After stressing just a bit, I started waving my arms up and down hoping someone would notice my pathetic actions and be kind enough to stop. Within seconds, a little maroon car began to slow down, and I thought I had been saved -- at least for the time being. Well, if they had only known what they were getting into, I'm sure they would have kept driving. But they didn't, and for the next four hours, they would be waiting with me on the side of the road -- till nearly 10 p.m. that night when the AAA tow truck arrived. (We had called them twice from a gas station nearly 20 minutes away, and they neglected to come any earlier.)

By the time the tow truck came, I had planned on being home in front of the television with my sister, Kate, watching taped episodes of "Ally McBeal." But no, that never happened. Instead, I was being told that I would not be able to drive the car anywhere due to a possible blown head gasket -- whatever that is -- or faulty speedometer that was giving the engine wrong signals to turn off completely, as it did on the highway.

The two women/sisters who had been with me for the past five hours or so, then immediately offered to drive me as far as they were going in that direction -- the Holyoke Mall in Massachusetts -- which was about an hour from my home in Connecticut. I kindly and gratefully accepted, while apologizing profusely for such an inconvenience. I kept wondering why they were being so thoughtful and kind to someone they hardly knew. The older sister simply replied that she had a daughter about my age and hoped the favor would someday be returned. Regardless, they had gone way beyond the call of duty. I could only imagine what would have happened had they not been on Interstate 91. The simply annoying ulcer with which I was diagnosed last month would have certainly turned into a fatality. I am sure of it.
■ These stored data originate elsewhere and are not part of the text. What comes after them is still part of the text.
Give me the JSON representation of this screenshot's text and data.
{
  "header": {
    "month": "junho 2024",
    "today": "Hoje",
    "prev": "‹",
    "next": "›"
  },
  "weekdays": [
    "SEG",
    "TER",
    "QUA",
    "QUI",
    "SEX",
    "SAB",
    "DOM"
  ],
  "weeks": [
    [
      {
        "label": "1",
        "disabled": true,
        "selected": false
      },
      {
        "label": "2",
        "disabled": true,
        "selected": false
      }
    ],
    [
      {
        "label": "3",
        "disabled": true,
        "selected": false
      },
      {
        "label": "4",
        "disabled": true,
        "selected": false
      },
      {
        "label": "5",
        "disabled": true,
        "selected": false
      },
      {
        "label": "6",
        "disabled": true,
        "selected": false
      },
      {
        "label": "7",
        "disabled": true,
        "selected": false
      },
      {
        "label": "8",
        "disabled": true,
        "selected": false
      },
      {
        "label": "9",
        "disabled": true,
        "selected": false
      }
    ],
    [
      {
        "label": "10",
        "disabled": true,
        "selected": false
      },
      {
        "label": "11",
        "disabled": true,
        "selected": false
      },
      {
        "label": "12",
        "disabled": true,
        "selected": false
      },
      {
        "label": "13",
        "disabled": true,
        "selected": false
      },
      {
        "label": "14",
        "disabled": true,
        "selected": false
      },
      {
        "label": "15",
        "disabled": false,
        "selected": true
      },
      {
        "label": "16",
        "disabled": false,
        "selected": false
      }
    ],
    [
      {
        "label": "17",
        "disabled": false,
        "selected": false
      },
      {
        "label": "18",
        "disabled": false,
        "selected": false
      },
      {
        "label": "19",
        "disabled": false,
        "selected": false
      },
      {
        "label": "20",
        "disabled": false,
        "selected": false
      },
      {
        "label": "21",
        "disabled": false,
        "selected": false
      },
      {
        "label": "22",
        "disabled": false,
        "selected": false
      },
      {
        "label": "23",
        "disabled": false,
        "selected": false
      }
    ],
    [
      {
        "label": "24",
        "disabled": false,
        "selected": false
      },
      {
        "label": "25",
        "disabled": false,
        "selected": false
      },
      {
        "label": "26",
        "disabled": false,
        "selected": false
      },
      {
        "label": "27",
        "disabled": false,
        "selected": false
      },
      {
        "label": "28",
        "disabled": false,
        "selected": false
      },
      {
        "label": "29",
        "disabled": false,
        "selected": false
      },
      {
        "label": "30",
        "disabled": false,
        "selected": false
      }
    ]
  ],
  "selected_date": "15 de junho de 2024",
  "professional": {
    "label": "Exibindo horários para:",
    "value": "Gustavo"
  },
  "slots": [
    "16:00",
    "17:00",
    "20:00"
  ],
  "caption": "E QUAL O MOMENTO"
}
So, around midnight or so, I arrived at the Holyoke Mall, after having driven with the two sisters, Betty and Mary, for about two hours. They had been with me since 6:30 or so that evening. My mom stood beside the Pizzeria Uno, where we had planned to meet after I had called her from the gas station, and after giving me a hug, turned to the eldest sister, Betty, with a hug as well and a million "thank-you's" for taking care of her daughter.

I got in the car that night thanking the gods above that I was safe, that I hadn't been kidnapped by some lunatic or killed by some escaped convict. But beyond that, I was surprised and grateful that I had had the opportunity to meet two women who performed such a random act of kindness. I realized that perhaps there is more kindness today than we often assume. I wanted to write this column to reflect this realization and to also thank those two women who got me home, safe and sound, for Mom's home-cooked dinner. Perhaps I should take a second look at that book my dad gave me in high school, knowing now of the reality behind such a "feel-good" concept.